Er wurde nach einer Zeremonie in der Kirche Saint-Eustache als einer der ersten mit einem Staatsbegräbnis im Panthéon beigesetzt.

Nach dem Sturz der Monarchie am 10. August 1792 und der Entdeckung eines Tresors am 20. November 1792 in den Tuilerien, der die privaten Papiere Ludwigs XVI. enthielt, kamen die engen Verbindungen Mirabeaus zum Königshof ans Tageslicht. Daraufhin beschloss der Nationalkonvent am 27. November 1793 die Entfernung von Mirabeaus sterblichen Überresten aus dem Panthéon und ordnete darüber hinaus an, dass gleichzeitig der Leichnam Jean-Paul Marats dorthin zu überführen sei; ausgeführt wurde der Beschluss am 21. September 1794.[9]

Die Angaben zum weiteren Schicksal von Mirabeaus Leichnam nach dessen Entfernung aus dem Panthéon differieren:

Nach einer Darstellung[10] sei er zunächst auf dem Friedhof von St-Étienne-du-Mont bestattet, 1798 dann auf Betreiben von Mirabeaus Schwester exhumiert und in ein nicht mehr lokalisierbares Pariser Massengrab verbracht worden.

Nach anderer Darstellung[11] ist der Leichnam nach der Entfernung aus dem Panthéon auf dem Friedhof Sainte-Catherine im Faubourg Saint-Marcel am Rande der Umfassungsmauer ohne Bezeichnung der Grabstelle bestattet worden. Im Sommer 1797, also während des Direktoriums, hätten dann der Rat der 500 und der Rat der Alten die Rückführung in das Panthéon beschlossen. Dieser Beschluss habe jedoch nicht mehr umgesetzt werden können, weil der Leichnam unauffindbar gewesen sei.

Trotz Nachforschungen im Jahre 1889 zur Jahrhundertfeier der Revolution wurde der Leichnam Mirabeaus bis heute nicht gefunden.

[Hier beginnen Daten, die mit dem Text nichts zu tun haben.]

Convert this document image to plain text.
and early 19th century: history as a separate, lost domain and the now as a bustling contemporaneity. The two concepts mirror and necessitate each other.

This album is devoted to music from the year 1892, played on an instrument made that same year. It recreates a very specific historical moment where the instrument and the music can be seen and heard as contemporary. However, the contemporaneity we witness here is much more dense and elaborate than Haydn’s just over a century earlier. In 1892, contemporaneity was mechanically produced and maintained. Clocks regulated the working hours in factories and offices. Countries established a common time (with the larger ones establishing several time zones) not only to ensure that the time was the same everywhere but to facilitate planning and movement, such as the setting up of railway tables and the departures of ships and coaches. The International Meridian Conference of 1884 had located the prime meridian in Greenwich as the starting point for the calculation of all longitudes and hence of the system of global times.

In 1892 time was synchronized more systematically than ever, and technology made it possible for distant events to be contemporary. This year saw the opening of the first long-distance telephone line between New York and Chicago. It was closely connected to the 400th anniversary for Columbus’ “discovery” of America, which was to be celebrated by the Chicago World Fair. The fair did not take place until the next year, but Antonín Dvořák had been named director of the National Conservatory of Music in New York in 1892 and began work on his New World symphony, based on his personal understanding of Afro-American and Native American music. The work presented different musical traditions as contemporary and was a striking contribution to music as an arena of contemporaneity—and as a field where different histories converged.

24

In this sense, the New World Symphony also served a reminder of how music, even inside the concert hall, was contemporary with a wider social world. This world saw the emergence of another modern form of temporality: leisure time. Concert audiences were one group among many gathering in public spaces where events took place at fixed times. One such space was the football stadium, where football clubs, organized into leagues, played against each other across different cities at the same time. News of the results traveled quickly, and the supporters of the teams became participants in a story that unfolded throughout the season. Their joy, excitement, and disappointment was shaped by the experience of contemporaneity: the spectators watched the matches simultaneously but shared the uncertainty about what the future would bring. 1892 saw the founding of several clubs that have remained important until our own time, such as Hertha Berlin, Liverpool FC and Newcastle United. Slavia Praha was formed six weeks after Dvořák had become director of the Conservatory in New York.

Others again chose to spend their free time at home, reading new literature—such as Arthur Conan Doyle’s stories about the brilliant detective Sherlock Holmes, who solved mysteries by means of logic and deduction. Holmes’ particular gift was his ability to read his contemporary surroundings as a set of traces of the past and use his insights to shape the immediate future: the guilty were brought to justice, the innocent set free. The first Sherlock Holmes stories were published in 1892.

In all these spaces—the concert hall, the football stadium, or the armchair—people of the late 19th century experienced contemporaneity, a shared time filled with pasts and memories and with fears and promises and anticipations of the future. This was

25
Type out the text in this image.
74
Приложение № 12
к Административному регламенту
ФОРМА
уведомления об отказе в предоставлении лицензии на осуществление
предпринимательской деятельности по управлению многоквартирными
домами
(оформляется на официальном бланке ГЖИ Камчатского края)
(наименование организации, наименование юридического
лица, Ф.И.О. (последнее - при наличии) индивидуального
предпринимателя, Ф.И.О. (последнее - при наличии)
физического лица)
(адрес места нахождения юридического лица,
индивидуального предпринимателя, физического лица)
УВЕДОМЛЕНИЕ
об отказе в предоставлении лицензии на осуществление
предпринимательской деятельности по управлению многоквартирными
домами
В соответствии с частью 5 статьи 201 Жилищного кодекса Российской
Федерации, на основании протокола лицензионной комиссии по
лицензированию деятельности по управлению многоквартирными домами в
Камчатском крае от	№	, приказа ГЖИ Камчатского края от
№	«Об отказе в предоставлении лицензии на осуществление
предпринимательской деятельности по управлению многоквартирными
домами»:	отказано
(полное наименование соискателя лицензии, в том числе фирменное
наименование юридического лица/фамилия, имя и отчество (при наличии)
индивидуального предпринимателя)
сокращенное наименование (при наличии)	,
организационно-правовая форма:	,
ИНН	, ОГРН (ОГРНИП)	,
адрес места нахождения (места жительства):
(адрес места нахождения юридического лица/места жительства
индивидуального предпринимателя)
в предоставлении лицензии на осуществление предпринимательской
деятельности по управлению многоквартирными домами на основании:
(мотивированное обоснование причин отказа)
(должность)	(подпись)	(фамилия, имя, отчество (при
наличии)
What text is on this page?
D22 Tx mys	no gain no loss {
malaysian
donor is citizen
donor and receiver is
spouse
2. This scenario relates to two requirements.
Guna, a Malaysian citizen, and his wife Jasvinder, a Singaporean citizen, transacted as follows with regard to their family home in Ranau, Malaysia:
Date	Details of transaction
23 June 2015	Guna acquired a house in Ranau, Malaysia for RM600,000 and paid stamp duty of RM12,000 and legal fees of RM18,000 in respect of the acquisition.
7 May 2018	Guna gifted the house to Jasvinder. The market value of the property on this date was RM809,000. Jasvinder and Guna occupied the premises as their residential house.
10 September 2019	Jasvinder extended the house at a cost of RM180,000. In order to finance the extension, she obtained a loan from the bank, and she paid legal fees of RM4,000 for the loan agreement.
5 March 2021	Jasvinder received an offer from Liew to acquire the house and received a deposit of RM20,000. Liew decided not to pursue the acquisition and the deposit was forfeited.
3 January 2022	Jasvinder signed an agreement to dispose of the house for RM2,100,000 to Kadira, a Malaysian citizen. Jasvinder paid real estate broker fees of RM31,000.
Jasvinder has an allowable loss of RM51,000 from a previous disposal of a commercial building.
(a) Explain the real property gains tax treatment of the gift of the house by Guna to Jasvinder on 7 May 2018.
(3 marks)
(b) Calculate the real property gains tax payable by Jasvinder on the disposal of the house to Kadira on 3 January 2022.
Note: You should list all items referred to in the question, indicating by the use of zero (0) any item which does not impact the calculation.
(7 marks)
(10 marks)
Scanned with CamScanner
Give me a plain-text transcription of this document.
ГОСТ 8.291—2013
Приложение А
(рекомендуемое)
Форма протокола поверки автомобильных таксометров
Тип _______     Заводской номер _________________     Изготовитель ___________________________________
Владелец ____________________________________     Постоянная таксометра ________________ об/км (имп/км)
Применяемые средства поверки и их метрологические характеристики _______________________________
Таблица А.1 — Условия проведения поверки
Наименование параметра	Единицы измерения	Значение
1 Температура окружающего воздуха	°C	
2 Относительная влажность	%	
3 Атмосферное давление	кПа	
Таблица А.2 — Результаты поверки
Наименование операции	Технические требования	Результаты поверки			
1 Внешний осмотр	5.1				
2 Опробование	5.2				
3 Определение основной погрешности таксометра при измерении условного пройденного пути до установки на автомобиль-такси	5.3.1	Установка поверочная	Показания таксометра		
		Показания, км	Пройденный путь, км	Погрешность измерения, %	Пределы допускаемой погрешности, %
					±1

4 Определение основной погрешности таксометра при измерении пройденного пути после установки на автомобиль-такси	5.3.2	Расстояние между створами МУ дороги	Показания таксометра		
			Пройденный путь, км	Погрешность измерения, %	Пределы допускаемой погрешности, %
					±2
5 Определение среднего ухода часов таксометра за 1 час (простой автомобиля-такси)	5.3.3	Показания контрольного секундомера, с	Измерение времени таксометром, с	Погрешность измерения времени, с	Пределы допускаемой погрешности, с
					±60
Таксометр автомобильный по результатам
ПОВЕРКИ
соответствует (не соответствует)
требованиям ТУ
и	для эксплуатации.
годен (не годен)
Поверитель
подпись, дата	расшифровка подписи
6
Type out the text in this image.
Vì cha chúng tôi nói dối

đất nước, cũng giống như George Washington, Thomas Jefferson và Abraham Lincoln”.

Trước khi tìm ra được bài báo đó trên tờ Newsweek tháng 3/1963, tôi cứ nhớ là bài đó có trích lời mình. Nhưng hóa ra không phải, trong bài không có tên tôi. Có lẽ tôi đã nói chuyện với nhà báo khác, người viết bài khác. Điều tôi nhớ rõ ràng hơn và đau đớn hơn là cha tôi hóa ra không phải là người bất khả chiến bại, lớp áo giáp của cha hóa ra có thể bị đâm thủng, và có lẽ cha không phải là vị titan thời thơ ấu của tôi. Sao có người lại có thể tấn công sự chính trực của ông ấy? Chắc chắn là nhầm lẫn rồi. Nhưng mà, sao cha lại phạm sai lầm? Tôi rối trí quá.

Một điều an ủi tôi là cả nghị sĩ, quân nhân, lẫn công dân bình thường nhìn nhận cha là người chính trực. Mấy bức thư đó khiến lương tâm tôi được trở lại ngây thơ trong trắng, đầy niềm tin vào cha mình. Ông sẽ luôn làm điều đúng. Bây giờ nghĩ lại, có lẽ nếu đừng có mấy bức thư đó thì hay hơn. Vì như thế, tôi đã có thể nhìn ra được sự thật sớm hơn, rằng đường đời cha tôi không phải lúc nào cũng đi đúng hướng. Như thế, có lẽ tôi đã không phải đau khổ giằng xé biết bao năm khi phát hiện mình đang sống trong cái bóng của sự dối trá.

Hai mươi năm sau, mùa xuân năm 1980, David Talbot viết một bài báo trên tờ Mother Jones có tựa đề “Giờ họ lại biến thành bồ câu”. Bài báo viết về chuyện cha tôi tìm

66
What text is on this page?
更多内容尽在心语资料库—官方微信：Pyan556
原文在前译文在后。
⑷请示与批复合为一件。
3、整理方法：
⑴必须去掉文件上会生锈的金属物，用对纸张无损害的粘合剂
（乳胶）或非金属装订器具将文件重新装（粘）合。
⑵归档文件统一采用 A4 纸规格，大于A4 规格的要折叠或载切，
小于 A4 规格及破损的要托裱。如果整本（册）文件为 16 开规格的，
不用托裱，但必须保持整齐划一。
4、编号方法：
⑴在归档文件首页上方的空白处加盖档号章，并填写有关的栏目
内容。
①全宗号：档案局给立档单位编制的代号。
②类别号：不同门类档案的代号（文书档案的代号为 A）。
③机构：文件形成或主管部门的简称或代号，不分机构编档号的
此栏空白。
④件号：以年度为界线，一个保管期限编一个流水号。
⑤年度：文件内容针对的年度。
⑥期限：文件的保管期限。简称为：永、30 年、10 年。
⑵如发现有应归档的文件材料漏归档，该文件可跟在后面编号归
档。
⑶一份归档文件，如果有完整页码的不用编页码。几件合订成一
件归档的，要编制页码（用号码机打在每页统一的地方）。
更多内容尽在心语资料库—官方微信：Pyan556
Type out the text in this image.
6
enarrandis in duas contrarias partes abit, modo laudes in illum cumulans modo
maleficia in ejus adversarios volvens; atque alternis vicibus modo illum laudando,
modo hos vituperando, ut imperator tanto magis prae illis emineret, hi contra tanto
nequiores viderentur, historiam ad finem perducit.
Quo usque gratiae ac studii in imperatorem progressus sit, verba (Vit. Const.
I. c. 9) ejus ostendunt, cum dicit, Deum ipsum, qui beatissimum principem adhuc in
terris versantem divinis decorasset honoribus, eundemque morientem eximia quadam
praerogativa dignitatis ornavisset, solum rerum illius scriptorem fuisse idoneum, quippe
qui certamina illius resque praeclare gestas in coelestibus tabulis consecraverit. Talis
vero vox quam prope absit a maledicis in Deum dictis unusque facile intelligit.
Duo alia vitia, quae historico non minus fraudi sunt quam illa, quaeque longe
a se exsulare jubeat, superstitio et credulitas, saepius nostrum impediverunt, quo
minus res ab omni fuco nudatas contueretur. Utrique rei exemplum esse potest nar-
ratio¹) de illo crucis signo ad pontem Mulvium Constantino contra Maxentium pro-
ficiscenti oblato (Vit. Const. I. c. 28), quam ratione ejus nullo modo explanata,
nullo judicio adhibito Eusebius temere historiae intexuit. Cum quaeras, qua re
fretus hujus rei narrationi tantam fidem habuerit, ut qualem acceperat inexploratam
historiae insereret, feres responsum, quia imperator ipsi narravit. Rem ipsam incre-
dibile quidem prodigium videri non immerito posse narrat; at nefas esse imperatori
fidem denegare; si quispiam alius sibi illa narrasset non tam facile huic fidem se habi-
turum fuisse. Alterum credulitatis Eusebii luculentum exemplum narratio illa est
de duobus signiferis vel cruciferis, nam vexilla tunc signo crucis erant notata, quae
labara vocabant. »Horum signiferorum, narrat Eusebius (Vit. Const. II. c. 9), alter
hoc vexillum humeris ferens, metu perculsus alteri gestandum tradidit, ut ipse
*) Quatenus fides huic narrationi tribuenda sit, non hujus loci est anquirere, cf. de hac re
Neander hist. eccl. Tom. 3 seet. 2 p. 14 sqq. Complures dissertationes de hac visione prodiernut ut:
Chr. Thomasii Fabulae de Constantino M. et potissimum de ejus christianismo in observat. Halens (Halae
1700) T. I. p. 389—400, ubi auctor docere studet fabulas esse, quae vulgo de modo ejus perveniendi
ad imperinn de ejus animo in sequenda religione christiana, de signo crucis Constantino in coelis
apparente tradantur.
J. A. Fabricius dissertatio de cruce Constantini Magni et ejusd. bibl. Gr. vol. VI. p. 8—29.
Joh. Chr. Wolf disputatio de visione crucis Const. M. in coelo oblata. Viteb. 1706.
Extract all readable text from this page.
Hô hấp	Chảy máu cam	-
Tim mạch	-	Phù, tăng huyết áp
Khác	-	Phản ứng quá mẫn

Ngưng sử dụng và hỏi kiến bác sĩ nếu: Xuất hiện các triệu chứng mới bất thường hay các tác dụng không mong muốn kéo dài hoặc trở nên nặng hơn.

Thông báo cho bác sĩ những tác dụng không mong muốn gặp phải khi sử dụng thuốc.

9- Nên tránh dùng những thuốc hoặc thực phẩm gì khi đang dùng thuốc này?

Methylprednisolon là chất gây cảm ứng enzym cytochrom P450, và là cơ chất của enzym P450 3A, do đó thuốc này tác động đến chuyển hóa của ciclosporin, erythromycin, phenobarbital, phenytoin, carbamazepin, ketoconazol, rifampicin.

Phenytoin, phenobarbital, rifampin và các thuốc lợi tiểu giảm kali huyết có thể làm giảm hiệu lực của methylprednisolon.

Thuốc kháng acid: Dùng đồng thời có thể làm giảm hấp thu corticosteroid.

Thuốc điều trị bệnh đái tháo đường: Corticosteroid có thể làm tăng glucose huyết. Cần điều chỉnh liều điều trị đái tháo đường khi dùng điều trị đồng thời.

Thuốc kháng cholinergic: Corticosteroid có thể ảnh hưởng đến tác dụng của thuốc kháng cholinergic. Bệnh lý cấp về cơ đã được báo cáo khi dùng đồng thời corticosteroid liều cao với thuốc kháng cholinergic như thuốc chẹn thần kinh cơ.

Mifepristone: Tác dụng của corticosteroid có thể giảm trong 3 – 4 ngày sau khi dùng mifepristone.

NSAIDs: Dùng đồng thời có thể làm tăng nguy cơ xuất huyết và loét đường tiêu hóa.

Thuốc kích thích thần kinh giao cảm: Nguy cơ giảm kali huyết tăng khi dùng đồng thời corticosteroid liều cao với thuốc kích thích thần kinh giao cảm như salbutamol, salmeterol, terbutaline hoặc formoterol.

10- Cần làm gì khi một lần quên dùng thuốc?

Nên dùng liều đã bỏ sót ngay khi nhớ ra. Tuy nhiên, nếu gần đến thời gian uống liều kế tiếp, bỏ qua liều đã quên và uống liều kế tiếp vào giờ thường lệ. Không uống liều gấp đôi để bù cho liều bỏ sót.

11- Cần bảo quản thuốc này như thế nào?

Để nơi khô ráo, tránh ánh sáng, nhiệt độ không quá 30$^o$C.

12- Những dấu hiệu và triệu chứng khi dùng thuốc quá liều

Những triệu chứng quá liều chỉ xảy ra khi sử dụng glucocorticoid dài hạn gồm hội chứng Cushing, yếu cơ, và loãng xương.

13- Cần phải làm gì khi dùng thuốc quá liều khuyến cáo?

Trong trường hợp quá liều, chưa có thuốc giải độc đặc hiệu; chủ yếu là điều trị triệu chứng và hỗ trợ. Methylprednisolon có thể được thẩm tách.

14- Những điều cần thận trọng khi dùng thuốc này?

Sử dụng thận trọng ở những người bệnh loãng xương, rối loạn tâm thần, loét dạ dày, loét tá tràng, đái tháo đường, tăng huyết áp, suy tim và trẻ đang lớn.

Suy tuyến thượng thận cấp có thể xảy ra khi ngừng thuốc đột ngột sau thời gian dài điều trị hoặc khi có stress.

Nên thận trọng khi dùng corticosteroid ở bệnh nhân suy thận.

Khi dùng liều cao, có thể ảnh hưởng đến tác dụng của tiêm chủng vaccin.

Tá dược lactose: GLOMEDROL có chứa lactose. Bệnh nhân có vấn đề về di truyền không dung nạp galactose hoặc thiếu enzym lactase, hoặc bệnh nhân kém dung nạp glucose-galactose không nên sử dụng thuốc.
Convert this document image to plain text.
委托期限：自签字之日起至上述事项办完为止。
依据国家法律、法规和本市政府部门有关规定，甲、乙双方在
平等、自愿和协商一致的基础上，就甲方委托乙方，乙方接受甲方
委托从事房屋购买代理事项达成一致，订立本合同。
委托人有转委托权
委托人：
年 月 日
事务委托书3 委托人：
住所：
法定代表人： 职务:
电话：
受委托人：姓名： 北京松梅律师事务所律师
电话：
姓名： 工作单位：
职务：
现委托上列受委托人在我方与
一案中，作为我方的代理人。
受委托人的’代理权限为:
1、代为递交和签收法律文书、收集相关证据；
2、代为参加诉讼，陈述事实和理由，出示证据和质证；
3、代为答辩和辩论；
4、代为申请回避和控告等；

Wie andere Aufklärer stellte Mirabeau die britische konstitutionelle Monarchie mit der Bill of Rights als Vorbild für ein anzustrebendes Gesellschaftsmodell dar. Zu seinen Vorstellungen einer zivilisierten Gesellschaft gehörte auch die jüdische Emanzipation. Das zeigte sich speziell in seinem 1786 erschienenen Essay „Über Moses Mendelssohn und die bürgerliche Besserstellung der Juden“. Darin verwendet sich der Atheist Mirabeau für den gläubigen Juden und deutschen Aufklärer Mendelssohn, um ihn in Frankreich bekannt zu machen. Er behandelt dessen Werdegang und Verdienste, geht ein auf die Judenverfolgung in Europa und geißelt den Rassenhass als eine Perversion des Geistes. In der Quintessenz seines menschenrechtlichen Plädoyers heißt es:

„Gibt es keine natürlichen Rechte, die älter und heiliger sind als alle gesellschaftlichen Konventionen? Es könnte dem Menschengeschlecht nur zum Heil gereichen, wenn man den Unterschied zwischen Bürgern und Fremden endlich vergäße und in allen zuerst und vor allem den Menschen sähe.“[12]

Bei den Wahlen zu den Generalständen im Mai 1789 wurde Mirabeau Abgeordneter des Dritten Standes. Aus der neuen Perspektive nach seinem Aufenthalt in England sah er den Adel und die Kirche als Haupthindernisse der Freiheit. Er war maßgeblich an der Abschaffung der Privilegien des Adels und an der Einziehung der Kirchengüter beteiligt. Einen an die Verfassung gebundenen König sah er aber weiterhin als notwendigen Bestandteil des politischen Systems an, war jedoch zunehmend skeptisch, was die Überlebenschancen der Monarchie anging. An seinem Todestag tätigte er diesbezüglich folgende Aussage: „Ich nehme das Leichentuch der Monarchie mit mir. Um ihre Überreste werden nun die Parteien streiten“.[13]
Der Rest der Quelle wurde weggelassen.